The most telling signs of a rotator cuff tear are a deep, dull ache in the shoulder, noticeable weakness when lifting your arm, and pain that gets worse at night. But the specific combination of symptoms depends on whether the tear happened suddenly from an injury or developed gradually over time, and how much of the tendon is actually torn.
What a Rotator Cuff Tear Feels Like
The pain from a rotator cuff tear sits deep in the shoulder, not on the surface. It often radiates down into the outer part of your upper arm, near the deltoid muscle. Many people describe it as a persistent dull ache rather than a sharp, pinpointed pain, though certain movements can trigger sharper sensations on top of that baseline soreness.
Specific activities tend to make the pain worse: reaching overhead, lifting or carrying heavy objects, and basic tasks like combing your hair or reaching behind your back. You may notice that raising your arm out to the side becomes particularly painful in a specific range, roughly between the point where your arm is at hip level and where it reaches shoulder height. Below and above that window, the pain often eases up. This “painful arc” pattern is one of the more distinctive features of rotator cuff problems.

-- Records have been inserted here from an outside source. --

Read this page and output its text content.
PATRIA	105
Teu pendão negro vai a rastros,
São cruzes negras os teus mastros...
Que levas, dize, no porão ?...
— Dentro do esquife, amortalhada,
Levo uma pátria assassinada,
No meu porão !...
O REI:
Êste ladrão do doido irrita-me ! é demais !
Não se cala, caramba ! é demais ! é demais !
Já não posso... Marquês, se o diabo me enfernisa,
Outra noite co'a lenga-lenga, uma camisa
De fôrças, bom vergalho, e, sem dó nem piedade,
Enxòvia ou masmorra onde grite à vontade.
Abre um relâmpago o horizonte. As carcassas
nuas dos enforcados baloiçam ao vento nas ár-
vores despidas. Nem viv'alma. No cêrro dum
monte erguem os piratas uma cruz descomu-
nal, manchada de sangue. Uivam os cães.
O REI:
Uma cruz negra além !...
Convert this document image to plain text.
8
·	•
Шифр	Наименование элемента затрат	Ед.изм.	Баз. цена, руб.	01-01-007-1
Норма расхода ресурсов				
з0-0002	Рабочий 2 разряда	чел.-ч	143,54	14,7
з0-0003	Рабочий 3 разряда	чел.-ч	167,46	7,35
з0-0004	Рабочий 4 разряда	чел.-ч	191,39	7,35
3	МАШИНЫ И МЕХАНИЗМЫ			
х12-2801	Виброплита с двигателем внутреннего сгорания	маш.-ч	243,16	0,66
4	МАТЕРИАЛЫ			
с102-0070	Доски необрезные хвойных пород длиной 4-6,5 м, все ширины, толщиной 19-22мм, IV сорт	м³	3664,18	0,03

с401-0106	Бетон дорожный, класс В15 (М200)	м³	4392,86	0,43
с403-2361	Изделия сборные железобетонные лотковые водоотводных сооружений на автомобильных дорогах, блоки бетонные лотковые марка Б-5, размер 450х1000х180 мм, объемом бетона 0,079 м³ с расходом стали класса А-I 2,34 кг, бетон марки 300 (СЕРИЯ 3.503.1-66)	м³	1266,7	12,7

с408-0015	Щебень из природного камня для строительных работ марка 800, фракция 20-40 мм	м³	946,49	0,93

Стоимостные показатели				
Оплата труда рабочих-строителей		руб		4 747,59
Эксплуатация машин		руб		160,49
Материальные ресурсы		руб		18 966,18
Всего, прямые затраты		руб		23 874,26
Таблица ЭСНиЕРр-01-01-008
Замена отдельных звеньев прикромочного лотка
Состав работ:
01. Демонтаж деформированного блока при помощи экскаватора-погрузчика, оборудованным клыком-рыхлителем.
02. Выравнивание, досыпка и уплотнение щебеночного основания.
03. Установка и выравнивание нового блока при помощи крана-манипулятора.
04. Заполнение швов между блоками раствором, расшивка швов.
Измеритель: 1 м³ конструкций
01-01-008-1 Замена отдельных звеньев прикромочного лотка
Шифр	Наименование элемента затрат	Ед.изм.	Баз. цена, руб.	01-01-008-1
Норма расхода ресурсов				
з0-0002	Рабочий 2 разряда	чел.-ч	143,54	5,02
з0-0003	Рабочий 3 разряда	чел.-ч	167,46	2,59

Night pain is nearly universal. Studies show that 91 to 93 percent of people with rotator cuff injuries report pain at night, and every study reviewed on the topic found measurable disruptions in sleep quality. Lying on the affected side is especially painful, but even lying on your back can aggravate it because the shoulder settles into a position that puts pressure on the damaged tendon.
Sudden Tears vs. Gradual Tears
How the tear started changes what you’ll experience. A sudden (acute) tear, usually from a fall, lifting something too heavy, or a direct blow to the shoulder, causes immediate intense pain and obvious arm weakness. You know something went wrong the moment it happens. Some people hear or feel a snap or pop. The weakness is dramatic and immediate: you may not be able to raise your arm at all.
Degenerative tears are the opposite. They develop slowly as the tendon wears down over months or years, often from repetitive overhead motions or simply aging. The early pain is mild enough that over-the-counter painkillers handle it. Over time, the pain gradually worsens, those painkillers stop working, and you start noticing that your shoulder isn’t as strong as it used to be. Because this process is so slow, many people assume they’re just dealing with a sore shoulder until the weakness becomes hard to ignore.
Weakness: The Key Difference
Pain alone doesn’t confirm a tear. Bursitis, tendon inflammation, and impingement syndrome all cause shoulder pain in similar locations and with similar movements. The feature that separates a significant tear from these other conditions is weakness.
With bursitis or tendinitis, your shoulder hurts when you move it, but you can still generate force. With a complete rotator cuff tear, the muscle physically cannot do its job. External rotation weakness is especially noticeable in larger tears. You might struggle to hold your arm steady against even light resistance, or find that your arm simply drops when you try to lower it slowly from an overhead position.
There are a few simple tests that doctors use in the office to check for this, and you can get a rough sense of what they’re looking for at home. One involves holding your arms out to the sides at shoulder height, then turning your thumbs toward the floor (like you’re pouring out a can). If you can’t hold that position against gentle downward pressure, or one side is noticeably weaker than the other, that points to a tear in the most commonly injured tendon. Another test: try to lift the back of your hand off your lower back while reaching behind you. If you can’t do it, the tendon on the front of the rotator cuff may be involved.
These tests aren’t definitive on their own, but if you’re experiencing both pain and clear weakness with these movements, a tear is more likely than simple inflammation.
How Tears Are Confirmed
A physical exam can raise strong suspicion, but imaging confirms it. MRI is the standard, with a sensitivity of about 92 percent for detecting rotator cuff injuries. It shows not just whether there’s a tear but how large it is, whether the tear goes all the way through the tendon (full-thickness) or only partway (partial-thickness), and whether the muscle has started to deteriorate.
Ultrasound is another option. It’s faster, cheaper, and highly specific, meaning that when it identifies a tear, it’s almost certainly correct. However, it misses more tears than MRI does, with an overall sensitivity around 64 percent. Its accuracy also depends heavily on the skill of the person performing it. For a definitive answer, especially when surgery is being considered, MRI is typically the better choice.
Signs That Warrant Prompt Evaluation
Not every rotator cuff tear needs surgery, and many partial tears heal well with physical therapy. But certain situations call for a faster timeline. If you experienced a specific injury followed by sudden weakness in your shoulder, orthopedic specialists recommend considering surgical repair within six weeks of the injury. Waiting longer risks muscle atrophy and tendon deterioration that can make repair more difficult or even impossible.
The combination to pay attention to is sudden weakness after a clear injury event. Pain alone, even significant pain, doesn’t necessarily mean you need urgent intervention. But if you fell on your arm yesterday and today you can barely lift a coffee cup, that’s a different situation than a shoulder that’s been gradually aching for six months. The gradual version still deserves attention, but the acute version benefits from a quicker evaluation to keep treatment options open.